The resale market is turning out to be one of the hottest trends of the young new year. After Nordstrom and Macy’s recently launched high-end resale retail platforms, Gap has now joined them. And lest you think it’s a bit of desperation move for struggling retailers, guess again. Resale is becoming mainstream.
Gap has announced it has partnered with resale platform thredUP, which has taken the lead as a third-party “circular economy” company. Gap is the biggest partner thredUP has signed to date as it continues to expand its business model and store-within-store concept. Gap will roll out the service in Gap, Banana Republic, Athleta and Janie and Jack stores. It will take advantage of one of the business models thredUP provides, which is providing bags and labels in the partner stores for customers to mail in used clothes in exchange for credits to use at the store. The other two options are in store pop-ups and online collaborations.
As a platform, thredUP positions itself not only as a revenue opportunity for its partners but as a sustainable option for environmentally-conscious consumers. Last summer it raised $100 million in funding. According to CEO James Reinhart, the loyalty program has proved the most popular of the three options been the most successful for partners. Here’s how it works: after a consumer buys an item from a thredUP partner, they are mailed a “clean out kit” which they send to the company.
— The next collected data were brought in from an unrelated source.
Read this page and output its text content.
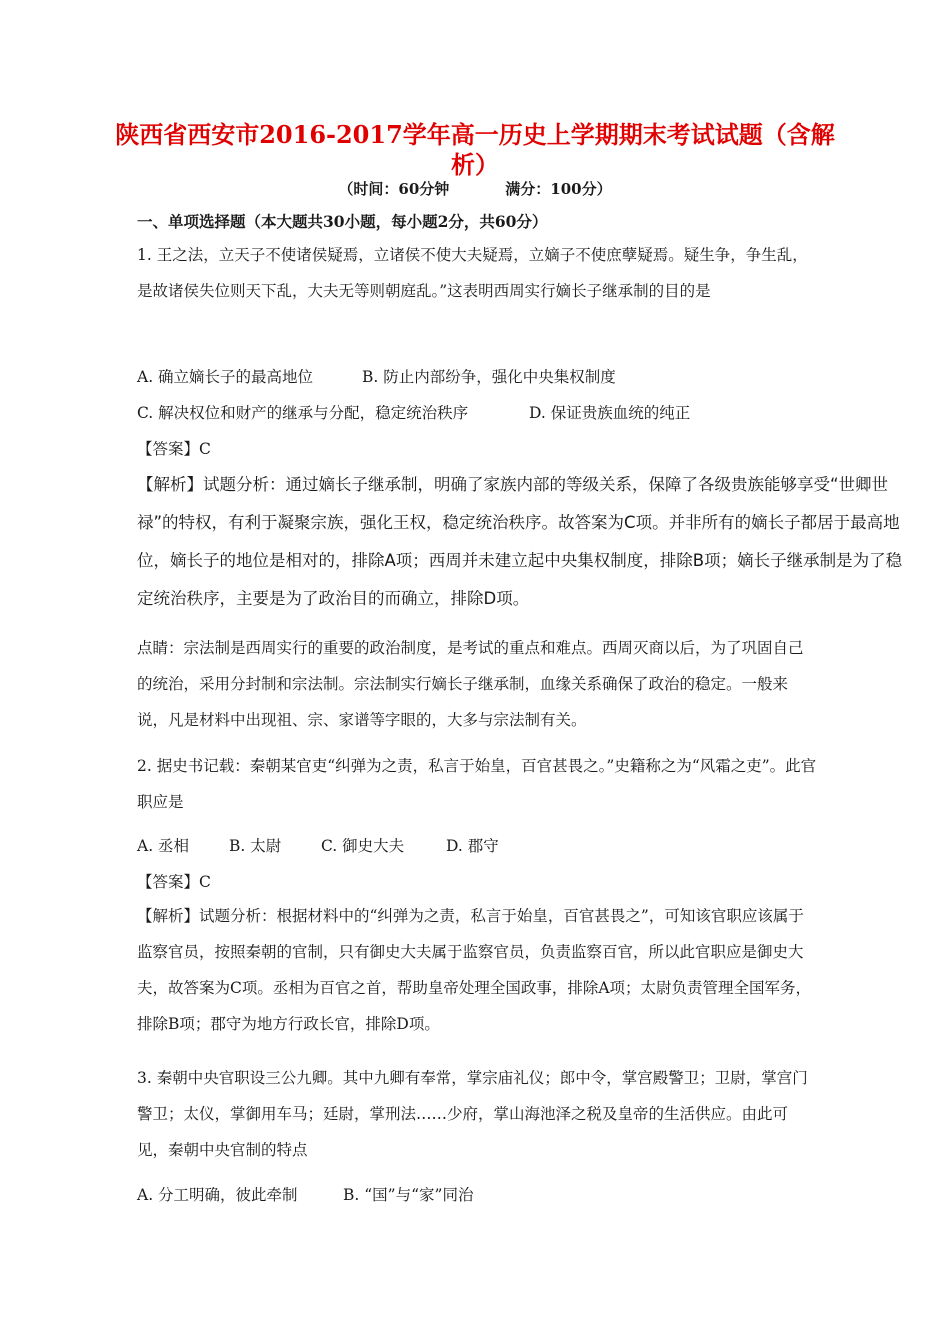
陕西省西安市2016-2017学年高一历史上学期期末考试试题（含解析）
（时间：60分钟	满分：100分）
一、单项选择题（本大题共30小题，每小题2分，共60分）
1. 王之法，立天子不使诸侯疑焉，立诸侯不使大夫疑焉，立嫡子不使庶孽疑焉。疑生争，争生乱，是故诸侯失位则天下乱，大夫无等则朝庭乱。”这表明西周实行嫡长子继承制的目的是
A. 确立嫡长子的最高地位	B. 防止内部纷争，强化中央集权制度
C. 解决权位和财产的继承与分配，稳定统治秩序	D. 保证贵族血统的纯正
【答案】C
【解析】试题分析：通过嫡长子继承制，明确了家族内部的等级关系，保障了各级贵族能够享受“世卿世禄”的特权，有利于凝聚宗族，强化王权，稳定统治秩序。故答案为C项。并非所有的嫡长子都居于最高地位，嫡长子的地位是相对的，排除A项；西周并未建立起中央集权制度，排除B项；嫡长子继承制是为了稳定统治秩序，主要是为了政治目的而确立，排除D项。
点睛：宗法制是西周实行的重要的政治制度，是考试的重点和难点。西周灭商以后，为了巩固自己的统治，采用分封制和宗法制。宗法制实行嫡长子继承制，血缘关系确保了政治的稳定。一般来说，凡是材料中出现祖、宗、家谱等字眼的，大多与宗法制有关。
2. 据史书记载：秦朝某官吏“纠弹为之责，私言于始皇，百官甚畏之。”史籍称之为“风霜之吏”。此官职应是
A. 丞相	B. 太尉	C. 御史大夫	D. 郡守
【答案】C
【解析】试题分析：根据材料中的“纠弹为之责，私言于始皇，百官甚畏之”，可知该官职应该属于监察官员，按照秦朝的官制，只有御史大夫属于监察官员，负责监察百官，所以此官职应是御史大夫，故答案为C项。丞相为百官之首，帮助皇帝处理全国政事，排除A项；太尉负责管理全国军务，排除B项；郡守为地方行政长官，排除D项。
3. 秦朝中央官职设三公九卿。其中九卿有奉常，掌宗庙礼仪；郎中令，掌宫殿警卫；卫尉，掌宫门警卫；太仪，掌御用车马；廷尉，掌刑法……少府，掌山海池泽之税及皇帝的生活供应。由此可见，秦朝中央官制的特点
A. 分工明确，彼此牵制	B. “国”与“家”同治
Instead of receiving cash they get a credit with the retail partner. thredUP keeps the markup; the partner can increase its standing with eco-conscious consumers and drive stronger customer retention.
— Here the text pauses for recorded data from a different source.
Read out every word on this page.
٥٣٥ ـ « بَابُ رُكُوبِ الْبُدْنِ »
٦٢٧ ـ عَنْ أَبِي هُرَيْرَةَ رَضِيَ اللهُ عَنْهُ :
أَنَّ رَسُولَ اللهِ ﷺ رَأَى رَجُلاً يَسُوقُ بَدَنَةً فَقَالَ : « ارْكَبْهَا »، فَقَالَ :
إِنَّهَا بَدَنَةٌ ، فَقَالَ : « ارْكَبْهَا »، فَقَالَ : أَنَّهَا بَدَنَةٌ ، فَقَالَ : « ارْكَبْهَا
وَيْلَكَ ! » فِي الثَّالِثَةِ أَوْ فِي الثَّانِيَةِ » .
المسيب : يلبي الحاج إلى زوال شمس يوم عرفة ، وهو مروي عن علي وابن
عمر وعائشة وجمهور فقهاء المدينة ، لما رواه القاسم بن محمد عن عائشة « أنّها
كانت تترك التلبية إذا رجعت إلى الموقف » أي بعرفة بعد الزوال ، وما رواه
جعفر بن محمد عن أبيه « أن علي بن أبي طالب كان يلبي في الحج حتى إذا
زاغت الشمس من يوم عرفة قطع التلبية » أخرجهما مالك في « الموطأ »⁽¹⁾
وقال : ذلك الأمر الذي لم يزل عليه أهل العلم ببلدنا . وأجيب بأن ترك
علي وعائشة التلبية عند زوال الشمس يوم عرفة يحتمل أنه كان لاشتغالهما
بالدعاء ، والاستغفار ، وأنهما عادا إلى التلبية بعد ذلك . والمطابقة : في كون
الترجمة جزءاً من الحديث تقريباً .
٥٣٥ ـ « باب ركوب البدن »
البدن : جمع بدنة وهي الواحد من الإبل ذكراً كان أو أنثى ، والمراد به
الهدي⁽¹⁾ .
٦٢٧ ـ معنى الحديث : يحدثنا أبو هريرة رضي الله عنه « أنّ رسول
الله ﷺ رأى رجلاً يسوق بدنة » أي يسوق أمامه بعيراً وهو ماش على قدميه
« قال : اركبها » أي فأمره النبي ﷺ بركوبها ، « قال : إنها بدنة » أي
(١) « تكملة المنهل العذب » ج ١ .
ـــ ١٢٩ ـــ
Macy’s, JCPenney and J.Crew’s Madewell brand are also in the program.
“Through extensive research … we know consumers appreciate new brands, as well as an engaging experience to find the unexpected,” JCPenney Executive Vice president and Chief Merchant Michelle Wlazlo said in an August statement. “The customer demand for secondhand is strong, and our thredUP partnership allows shoppers to find select national brands for the first time ever inside our stores.”
Macy’s called out its resale efforts in its most recent earnings call under the “good news” heading. Since August, Macy’s has partnered with thredUP at 40 locations. It also works with the rental platform CaaStle on a subscription rental program at Bloomingdales. Macy’s says both programs are attracting new customers, who most importantly are younger than the average Macy’s shopper.
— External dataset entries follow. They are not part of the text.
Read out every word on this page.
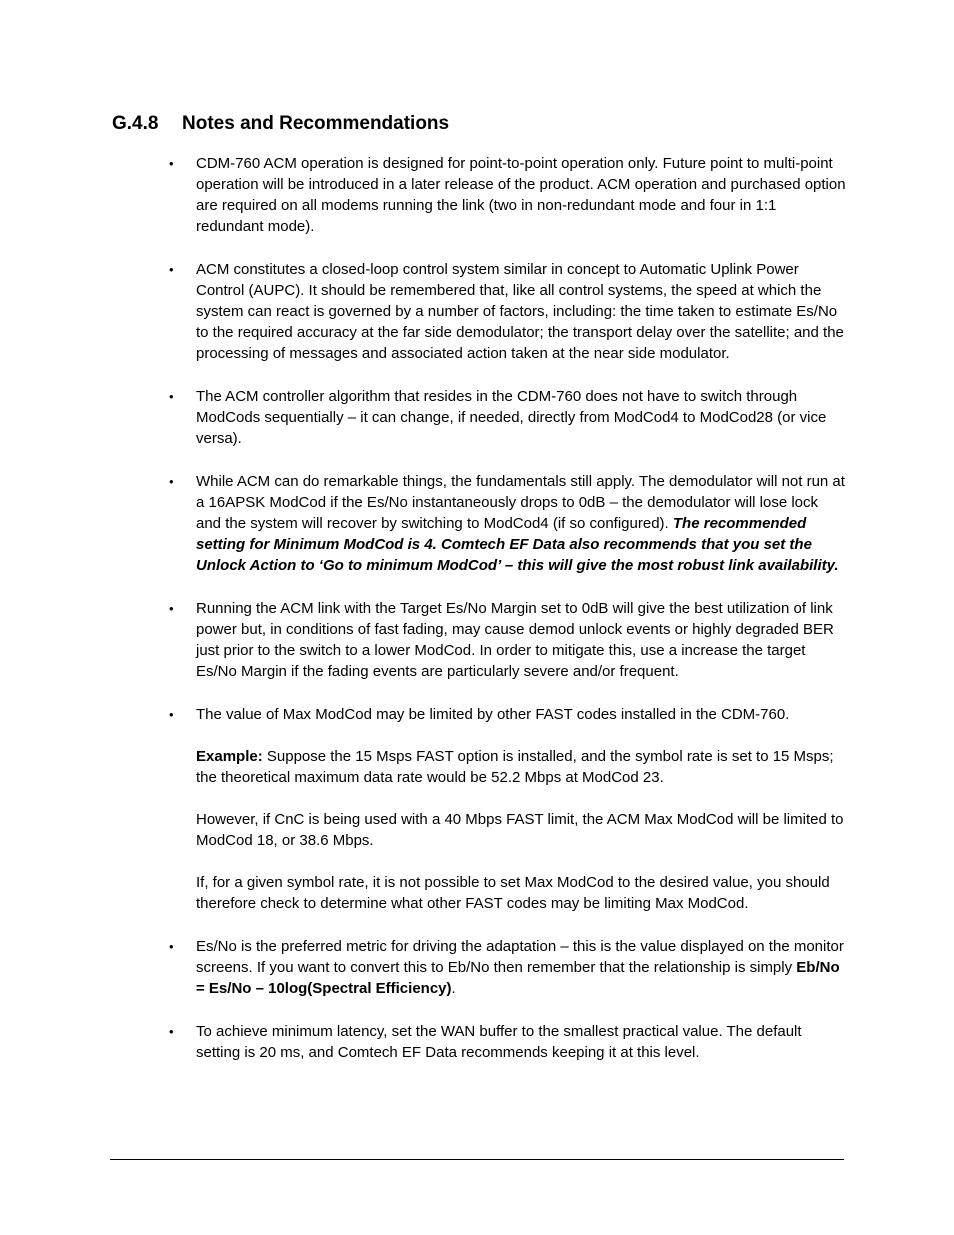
G.4.8 Notes and Recommendations
• CDM-760 ACM operation is designed for point-to-point operation only. Future point to multi-point operation will be introduced in a later release of the product. ACM operation and purchased option are required on all modems running the link (two in non-redundant mode and four in 1:1 redundant mode).

• ACM constitutes a closed-loop control system similar in concept to Automatic Uplink Power Control (AUPC). It should be remembered that, like all control systems, the speed at which the system can react is governed by a number of factors, including: the time taken to estimate Es/No to the required accuracy at the far side demodulator; the transport delay over the satellite; and the processing of messages and associated action taken at the near side modulator.

• The ACM controller algorithm that resides in the CDM-760 does not have to switch through ModCods sequentially – it can change, if needed, directly from ModCod4 to ModCod28 (or vice versa).

• While ACM can do remarkable things, the fundamentals still apply. The demodulator will not run at a 16APSK ModCod if the Es/No instantaneously drops to 0dB – the demodulator will lose lock and the system will recover by switching to ModCod4 (if so configured). The recommended setting for Minimum ModCod is 4. Comtech EF Data also recommends that you set the Unlock Action to ‘Go to minimum ModCod’ – this will give the most robust link availability.

• Running the ACM link with the Target Es/No Margin set to 0dB will give the best utilization of link power but, in conditions of fast fading, may cause demod unlock events or highly degraded BER just prior to the switch to a lower ModCod. In order to mitigate this, use a increase the target Es/No Margin if the fading events are particularly severe and/or frequent.

• The value of Max ModCod may be limited by other FAST codes installed in the CDM-760.

Example: Suppose the 15 Msps FAST option is installed, and the symbol rate is set to 15 Msps; the theoretical maximum data rate would be 52.2 Mbps at ModCod 23.

However, if CnC is being used with a 40 Mbps FAST limit, the ACM Max ModCod will be limited to ModCod 18, or 38.6 Mbps.

If, for a given symbol rate, it is not possible to set Max ModCod to the desired value, you should therefore check to determine what other FAST codes may be limiting Max ModCod.

• Es/No is the preferred metric for driving the adaptation – this is the value displayed on the monitor screens. If you want to convert this to Eb/No then remember that the relationship is simply Eb/No = Es/No – 10log(Spectral Efficiency).

• To achieve minimum latency, set the WAN buffer to the smallest practical value. The default setting is 20 ms, and Comtech EF Data recommends keeping it at this level.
The overall resale market in the U.S. today is valued at roughly $20 billion, with the potential to reach $33 billion by 2022, according to a report by Cowen & Co. That’s only 6 percent of the total apparel industry, according to Wells Fargo analyst Ike Boruchow. By his estimates, it will grow to roughly 10 percent by 2022, stealing share from traditional apparel players. “The consumer’s willingness to transition to resale is in the very early innings,” Boruchow said.
The resale customer profile is just starting to show itself. A new study from social resale marketplace Poshmark shows that secondhand items make up an average of 14 percent of consumer closets. Gen Z owns the most resale items, while millennial closets mix traditional mall and emerging brands. The epicenter of resale is the South, where the company says 35 percent the company says of its sellers live. The majority of Poshmark sellers live outside of major cities: 40 percent live in small to medium-sized cities and 34 percent live in suburbs and rural areas. Nearly a quarter (22 percent) of Poshmark sellers are full-time.
“2019 was a pivotal year for social commerce due to the surging popularity of resale. The retail landscape shifted drastically, as consumers embraced new ways to shop and think about their closets,” said Poshmark Founder and CEO Manish Chandra. “Looking ahead to 2020, consumers are emerging with an inherent desire for connection, redefining what it means to buy and sell, making social shopping synonymous with retail itself.”
Another resale company is taking aim at the ultra-high end. The RealReal has taken its consignment model to the posh Magnificent Mile in Chicago. “Buying secondhand has been losing its stigma among consumers looking for better value, unique merchandise or a more sustainable way to shop. But The RealReal, which announced plans for the Chicago store while reporting 2019 earnings Tuesday (Feb. 25), “isn’t the typical neighborhood resale shop,” said the Chicago Tribune. “And its opening on North Michigan Avenue is just the latest evidence of how much the retail marketplace has changed.”